Gizem Özgeç yazdı...

Gazze ablukasını kırmak üzere yola çıkan Sumud Filosu, insanlık için bir umut sembolüydü. Ama uluslararası sularda İsrail’in acımasız müdahaleleri, bu sembolün önüne geçti. Gemilerin çoğu durduruldu, engellendi. Yalnızca Mikeno Gazze karasularına ulaşmayı başardı... Kısa süre sonra İsrail tarafından ele geçirilse de, mesajını verdi...Umut hâlâ var, dayanışma hâlâ canlı. Tek bir gemi bile barış ve insanlık sembolü olabilir, yeter ki yola çıkmak isteyen cesaretli insanlar olsun.

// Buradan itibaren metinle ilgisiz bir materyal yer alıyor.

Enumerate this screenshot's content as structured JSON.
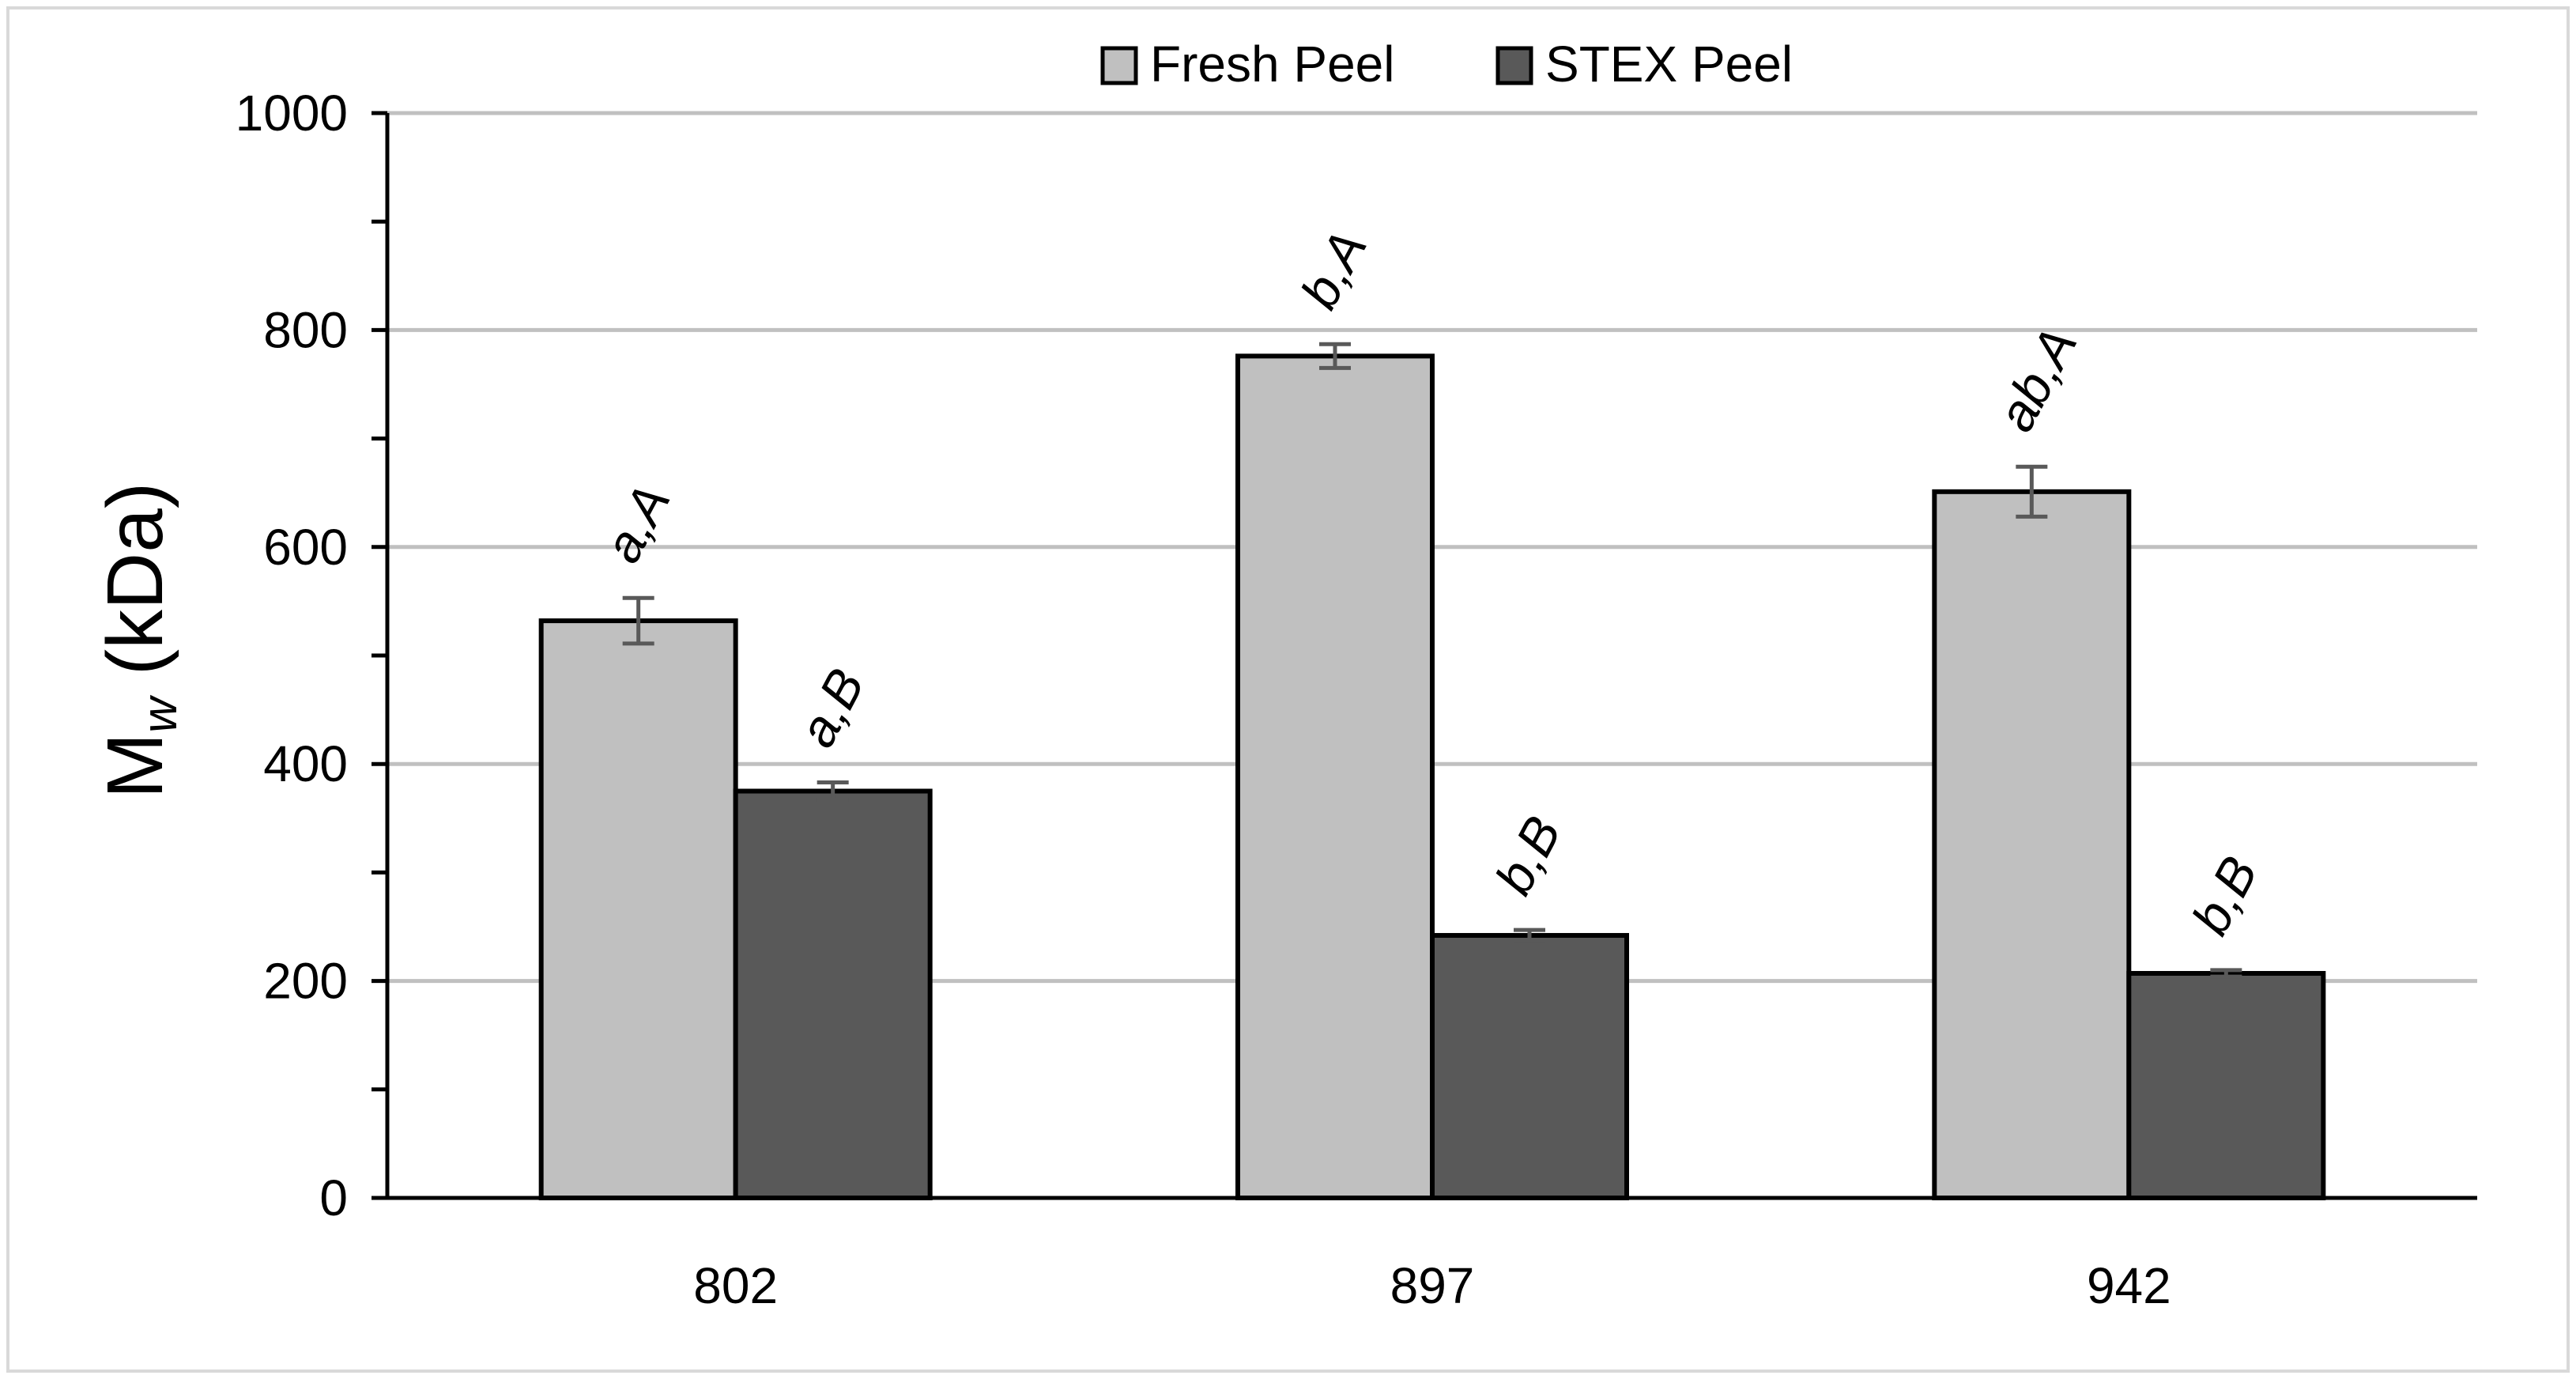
{
  "chart_data": {
    "type": "bar",
    "categories": [
      "802",
      "897",
      "942"
    ],
    "series": [
      {
        "name": "Fresh Peel",
        "values": [
          532,
          776,
          651
        ],
        "errors": [
          21,
          11,
          23
        ],
        "annotations": [
          "a,A",
          "b,A",
          "ab,A"
        ],
        "color": "#c0c0c0"
      },
      {
        "name": "STEX Peel",
        "values": [
          375,
          242,
          207
        ],
        "errors": [
          8,
          5,
          3
        ],
        "annotations": [
          "a,B",
          "b,B",
          "b,B"
        ],
        "color": "#595959"
      }
    ],
    "ylabel": {
      "main": "M",
      "subscript": "w",
      "unit": " (kDa)"
    },
    "xlabel": "",
    "ylim": [
      0,
      1000
    ],
    "yticks": [
      0,
      200,
      400,
      600,
      800,
      1000
    ],
    "grid": true,
    "legend_position": "top-center",
    "colors": {
      "gridline": "#c0c0c0",
      "axis": "#000000",
      "bar_outline": "#000000",
      "error_bar": "#595959",
      "frame": "#d9d9d9"
    }
  }
}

Sumud, Arapçada “direniş, kök salmak, dayanışma” demek. Ve işte bu filo, tam da bu direnişin somut hâliydi. Amacına ulaşamadı belki, ama dünyanın vicdanına sert bir çentik attı. Gazze’yi konuşmamızı, görmezden gelemememizi sağladı. Netanyahu’nun acımasızlığı, siyasetin körlüğü ve dünyanın suskunluğu ne kadar ağır olursa olsun, bu gemi insanlığın direncini hatırlattı.

Gazze’nin gerçekliği, gemilerin ulaşıp ulaşmamasından bağımsızdır. Çocuklar her gece gökyüzüne bakıp “Acaba bugün sıra bizde mi?” diye düşünüyor. Elektrik yok, ilaç yok, su yok. Oyun parklarının yerini molozlar aldı, ninnilerin yerini sirenler. Ama en kötüsü, umut yok. Ve işte o umut, tek bir gemiyle yeniden filizlenmeye çalışıyor.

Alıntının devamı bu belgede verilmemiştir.